Интервью Анатолия Ульянова с Иреной Карпой.
***
– Чем ты сейчас увлечена?
Парадоксальностью поиска свободы и её сосуществования с любовью. Вопреки логике и здравому смыслу, глубинный зов побеждает. Иначе умирает душа. Меня волнует история души, которая с чем-то очень сильно не мирится, хотя и пытается идеально интегрироваться во внешний мир.
– Твои книги оказывают вполне определённое воздействие на юных мальчиков – им всем тут же хочется тебя трахнуть. Чем объясняется такой эффект?
Им кажется, что не нужно прикладывать особых усилий, чтобы затащить меня в постель. Кажется, что я очень мягкая, горячая и влюблённая в секс. Что если мальчик немного другой, то я приду и трахну его просто где-то в лифте.
– И этот образ тебя из твоих книг – он идентичен образу из жизни?
Не абсолютно, разумеется. Однако все писатели так или иначе пишут свою авто-биографию, даже если речь идёт о вымысле… Всем нам свойственно блядство разной степени сложности, но, в конце концов, все хотят выглядеть Джейн Эйр. Я пишу про то, что женщины прячут, когда заламывают руки или показывают другие живописные жесты.
– Я, как мне кажется, успел узнать тебя достаточно хорошо, чтобы утверждать – за всей этой кожурой из секса и парной плоти есть совершенно другой человек – это, конечно, не Джейн Эйр, но и не агрессивный андрогин из твоих книг. Мне кажется, что в своих книгах ты намеренно добываешь из себя защитный образ злобной бляди, за которым прячутся иные чувства и состояния. Ты куда уязвимей и нежнее своей лирической героини.
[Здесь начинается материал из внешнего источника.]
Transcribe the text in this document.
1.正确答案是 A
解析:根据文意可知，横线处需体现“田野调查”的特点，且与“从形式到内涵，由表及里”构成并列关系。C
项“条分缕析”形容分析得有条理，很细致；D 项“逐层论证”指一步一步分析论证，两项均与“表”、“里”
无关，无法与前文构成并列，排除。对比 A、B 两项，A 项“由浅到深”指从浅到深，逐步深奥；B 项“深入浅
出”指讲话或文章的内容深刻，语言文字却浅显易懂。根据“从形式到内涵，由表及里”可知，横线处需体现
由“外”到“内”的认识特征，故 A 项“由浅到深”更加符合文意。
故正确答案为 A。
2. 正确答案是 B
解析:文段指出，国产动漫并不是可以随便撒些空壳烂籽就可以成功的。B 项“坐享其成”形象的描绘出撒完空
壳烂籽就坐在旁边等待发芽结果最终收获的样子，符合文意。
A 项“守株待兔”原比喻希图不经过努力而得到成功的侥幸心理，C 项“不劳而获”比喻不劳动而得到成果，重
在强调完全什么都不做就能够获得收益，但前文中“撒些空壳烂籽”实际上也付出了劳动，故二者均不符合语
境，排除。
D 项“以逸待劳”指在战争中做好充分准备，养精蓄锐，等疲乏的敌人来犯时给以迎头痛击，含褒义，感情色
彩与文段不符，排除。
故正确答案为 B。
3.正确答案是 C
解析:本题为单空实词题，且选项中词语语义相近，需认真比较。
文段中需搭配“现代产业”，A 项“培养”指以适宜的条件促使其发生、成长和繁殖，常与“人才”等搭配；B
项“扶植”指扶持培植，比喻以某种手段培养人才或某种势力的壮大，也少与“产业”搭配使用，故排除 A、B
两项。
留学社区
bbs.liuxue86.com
У меня есть просто «другое». И вообще коррелят – это нудно. Возможно, я другая. Тогда сразу отпадает вопрос про автобиографичность книг, правда? Короче, это героиня у меня такая. Это другой человек. Не Ирэна Карпа.
– Чем ты сейчас занимаешься, помимо литературы и музыки?
Перевожу Камю и рисую мандалу, увиденную в бутанском монастыре. Делаю это в пока ещё пустой квартире между трёх церквей. Такие игры с Пустотой. Завтра полечу на Средиземное море – решили с парнем выплыть на яхте в открытое пространство и там закончить картину. Пустота. Вода. И, блин, жара 40 по Цельсию. Ненавижу тропический климат. От него гастриты. Свою последнюю картину я написала в Индонезии, в мастерской 25-летнего художника, который вскоре скончался при "мистических" обстоятельствах, которые потом оказались СПИДом. И все, с кем у него были контакты, к тому моменту, как его жена-канадка вышла на них, оказались уже мертвы... Как хорошо, что мне не нравятся мачо-маугли…
– Ты считаешь себя панком?
Вообще, я, наверное, не панк. Панки бы убивали невоспитанных стюардесс мордой об бачок, стравливали бы тупорылых журналистов между собой. В битве тогда бы, как в стандартном американском сценарии, выживал бы самый сильный.
– Девочки завидуют твоей груди.
Это мальчики завидуют, что у их девочек такого нет.
– У любви могут быть сомнения?
Нет. У свободы могут. Или у незрелости.